Fletcher shares were subsequently mauled on opening, plunging 8.5% to a year low of $7.40, but clawed back some losses to close 50c down for the day at $7.59. Just under a year ago, its shares were $11.02.
There will be intense scrutiny on the Building + Interiors construction division unit, which is responsible for the earnings downgrade, as it has an estimated $1.4billion share of Fletcher’s overall $2.8billion construction work backlog.
It is understood all but one of Building+Interiors major projects is on a fixed price or guaranteed contract.
Fletcher yesterday declined to identify the two major projects, but in recent months analysts have been focusing on Auckland’s Sky City international convention centre and the justice and emergency precinct in Christchurch, worth respectively $700million and $300million.
Fletcher began the year with earnings guidance of $720million-$760million.
Fletcher yesterday downgraded its expected earnings before interest and tax (ebit) from $610million-$650million, a 12%-19% plunge, to $525million, and signalled a "likely impairment" of $220million on its Iplex Australia and Tradelink business units.
The two unidentified projects, of about 20 contracts within the Building+Interiors portfolio, were are at the heart of the downgrade.
The projects had either cost overruns or extended completion dates.
"Reduced profits" were also expected on a number of smaller projects, Fletcher said.
One project would open later in 2019 than planned, Fletcher said. It is understood to be Auckland’s international conventional centre.
Craigs Investment Partners broker Peter McIntyre said the guidance downgrade of approximately 17% to $525million was "significant".
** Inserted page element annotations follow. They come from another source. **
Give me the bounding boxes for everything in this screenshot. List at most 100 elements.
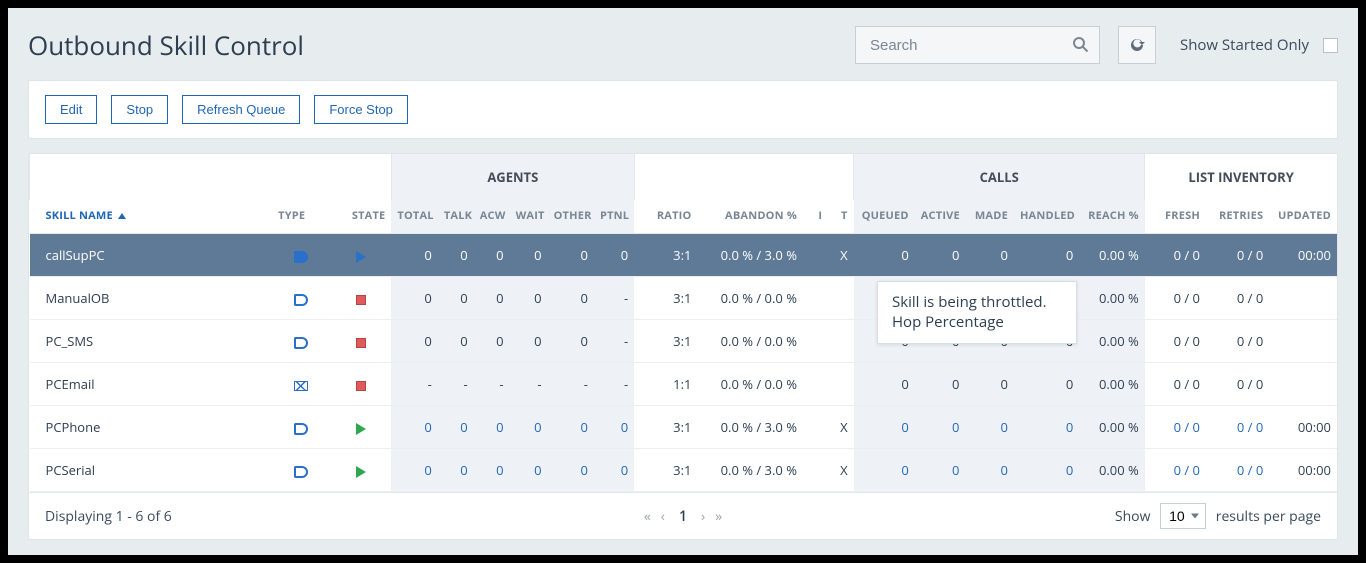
edit-button[interactable]: Edit [45, 95, 97, 124]
cell-type [272, 320, 330, 363]
search-field[interactable] [855, 26, 1100, 64]
cell-ratio: 3:1 [634, 277, 697, 320]
col-fresh[interactable]: FRESH [1145, 200, 1206, 234]
cell-ptnl: - [594, 363, 634, 406]
table-row[interactable]: PCEmail------1:10.0 % / 0.0 %00000.00 %0… [30, 363, 1338, 406]
table-row[interactable]: ManualOB00000-3:10.0 % / 0.0 %0.00 %0 / … [30, 277, 1338, 320]
cell-made: 0 [965, 449, 1014, 492]
cell-fresh: 0 / 0 [1145, 320, 1206, 363]
tooltip-line1: Skill is being throttled. [892, 292, 1062, 312]
col-updated[interactable]: UPDATED [1269, 200, 1337, 234]
cell-queued: 0 [854, 363, 915, 406]
toolbar-panel: Edit Stop Refresh Queue Force Stop [28, 80, 1338, 139]
table-row[interactable]: PCPhone0000003:10.0 % / 3.0 %X00000.00 %… [30, 406, 1338, 449]
cell-total: 0 [391, 234, 437, 277]
cell-handled: 0 [1014, 449, 1079, 492]
results-per-page: Show 10 results per page [1115, 503, 1321, 529]
cell-other: 0 [548, 406, 594, 449]
outbound-icon [294, 251, 308, 263]
table-row[interactable]: callSupPC0000003:10.0 % / 3.0 %X00000.00… [30, 234, 1338, 277]
pager-prev-icon[interactable]: ‹ [661, 507, 665, 526]
col-retries[interactable]: RETRIES [1206, 200, 1269, 234]
col-other[interactable]: OTHER [548, 200, 594, 234]
outbound-icon [294, 294, 308, 306]
cell-total: 0 [391, 406, 437, 449]
rpp-select[interactable]: 10 [1160, 503, 1206, 529]
cell-state [330, 277, 391, 320]
cell-fresh: 0 / 0 [1145, 234, 1206, 277]
cell-retries: 0 / 0 [1206, 277, 1269, 320]
cell-t [828, 277, 853, 320]
play-icon [356, 466, 366, 478]
cell-t: X [828, 406, 853, 449]
cell-wait: 0 [510, 277, 548, 320]
refresh-button[interactable] [1118, 26, 1156, 64]
cell-name: callSupPC [30, 234, 273, 277]
cell-type [272, 449, 330, 492]
cell-ratio: 3:1 [634, 234, 697, 277]
cell-total: - [391, 363, 437, 406]
cell-updated: 00:00 [1269, 234, 1337, 277]
cell-active: 0 [915, 363, 966, 406]
rpp-show-label: Show [1115, 507, 1151, 526]
col-t[interactable]: T [828, 200, 853, 234]
show-started-only-checkbox[interactable] [1323, 38, 1338, 53]
cell-total: 0 [391, 277, 437, 320]
search-icon[interactable] [1071, 35, 1091, 55]
stop-button[interactable]: Stop [111, 95, 168, 124]
cell-updated: 00:00 [1269, 449, 1337, 492]
table-row[interactable]: PCSerial0000003:10.0 % / 3.0 %X00000.00 … [30, 449, 1338, 492]
pager-last-icon[interactable]: » [715, 507, 722, 526]
pager-first-icon[interactable]: « [644, 507, 651, 526]
cell-total: 0 [391, 449, 437, 492]
col-ptnl[interactable]: PTNL [594, 200, 634, 234]
col-wait[interactable]: WAIT [510, 200, 548, 234]
col-handled[interactable]: HANDLED [1014, 200, 1079, 234]
cell-updated: 00:00 [1269, 406, 1337, 449]
cell-name: PC_SMS [30, 320, 273, 363]
col-active[interactable]: ACTIVE [915, 200, 966, 234]
cell-wait: 0 [510, 406, 548, 449]
tooltip-line2: Hop Percentage [892, 312, 1062, 332]
pager-next-icon[interactable]: › [701, 507, 705, 526]
cell-abandon: 0.0 % / 0.0 % [697, 277, 803, 320]
cell-active: 0 [915, 234, 966, 277]
col-i[interactable]: I [803, 200, 828, 234]
col-total[interactable]: TOTAL [391, 200, 437, 234]
col-talk[interactable]: TALK [438, 200, 474, 234]
cell-ptnl: 0 [594, 449, 634, 492]
col-state[interactable]: STATE [330, 200, 391, 234]
cell-acw: 0 [474, 277, 510, 320]
col-made[interactable]: MADE [965, 200, 1014, 234]
show-started-only[interactable]: Show Started Only [1180, 35, 1338, 55]
table-row[interactable]: PC_SMS00000-3:10.0 % / 0.0 %00000.00 %0 … [30, 320, 1338, 363]
cell-retries: 0 / 0 [1206, 234, 1269, 277]
group-list-inventory: LIST INVENTORY [1145, 154, 1337, 200]
force-stop-button[interactable]: Force Stop [314, 95, 408, 124]
group-calls: CALLS [854, 154, 1145, 200]
col-reach[interactable]: REACH % [1079, 200, 1144, 234]
cell-state [330, 449, 391, 492]
cell-type [272, 406, 330, 449]
cell-acw: 0 [474, 320, 510, 363]
cell-state [330, 406, 391, 449]
col-acw[interactable]: ACW [474, 200, 510, 234]
cell-talk: 0 [438, 234, 474, 277]
cell-retries: 0 / 0 [1206, 320, 1269, 363]
column-header-row: SKILL NAME TYPE STATE TOTAL TALK ACW WAI… [30, 200, 1338, 234]
cell-other: 0 [548, 277, 594, 320]
cell-reach: 0.00 % [1079, 234, 1144, 277]
col-type[interactable]: TYPE [272, 200, 330, 234]
col-queued[interactable]: QUEUED [854, 200, 915, 234]
col-skill-name[interactable]: SKILL NAME [30, 200, 273, 234]
refresh-queue-button[interactable]: Refresh Queue [182, 95, 300, 124]
outbound-icon [294, 337, 308, 349]
search-input[interactable] [868, 27, 1071, 63]
col-abandon[interactable]: ABANDON % [697, 200, 803, 234]
outbound-icon [294, 466, 308, 478]
cell-i [803, 449, 828, 492]
page-title: Outbound Skill Control [28, 27, 304, 63]
cell-ratio: 3:1 [634, 406, 697, 449]
col-ratio[interactable]: RATIO [634, 200, 697, 234]
refresh-icon [1128, 36, 1146, 54]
"This comes on the back of a big downgrade in March, and relative to the earnings guidance that was in place before that, the new operating earnings forecast is 29% lower," he said.
As in March, the problem division was Building+Interiors, where losses would exceed those previously estimated, largely from the two projects, he said.
Forsyth Barr broker Damian Foster said the March downgrade signalled Building+Interiors’ losses of $110million, and yesterday a further $100million.
The Christchurch justice precinct project accounted for half the latest loss, about $50million, taking its total loss to about $135million. The Sky City convention centre accounted for a quarter of the latest loss, about $25million, taking its total losses to about $55million.
The remaining $25million related to a number of smaller Building+Interiors projects.
"While we see further risks in the construction book given the environment, the impact on future earnings of any further losses shouldn’t be substantial," Mr Foster said.
Fletcher’s management team suggested any further losses next year would "likely be less than $10million", he said.
During a teleconference call yesterday, Fletcher chairman Sir Ralph Norris and chief financial officer Bevan McKenzie would not give specific details of cost overruns.
They reiterated the other four Fletcher divisions were trading in line with expectations.
While they would not identify the Building+Interiors projects, they said one accounted for 50% of the ebit losses, another one 25% and several other smaller projects the outstanding 25%.
The issues revolved around "slippage of several months" within work programmes, delivery timeframes and some design issues.
When asked whether contracts had been renegotiated, they said original contracts were in place, with a fresh look at programmes and timeframes, "with milestones which can be achieved".
The Building+Interiors contracts backlog would be worked through, and more jobs sought, but there would be "a better group oversight of every bid ... and a more rigorous approach to how we price in risk".
Mr McIntyre noted one building required an increase in resources and costs as it neared completion and the other needed extension to its completion date.
"However, and somewhat concerningly, the issues seem to be broader than this, with Fletcher also noting that reduced profit expectations for a number of smaller projects have also been a factor," he said.
Fletcher said the likely $220million impairment to the Iplex Australia and Tradelink business units should not be taken as a signal the businesses were being readied for sale.
Sir Ralph said the board had yet to determine the effects on dividends this year and next.
Mr McIntyre said the market was expecting a dividend of 40c for the year, 20c of which was paid after the interim result, based on a 75% payout ratio.
"The company may well be able to maintain this dividend," he said.
Mr McIntyre said the impairment would not affect cash earnings. Despite the downgrade, Fletcher remained within its banking covenants. Net debt was 36%, within its target range of 30%-40% and was expected to improve.
Sir Ralph said in a statement earlier the board had believed it was "the right time for Mark [Adamson] to leave the company" but it was too early to say how long it might be before a replacement was found.
Mr Adamson’s share options lapse, he loses his shares in Fletcher’s long-term incentive scheme and will receive no short-term incentive payments for 2017.
The company yesterday appointed its international division chief executive Francisco Irazusta as interim chief executive, starting on Monday.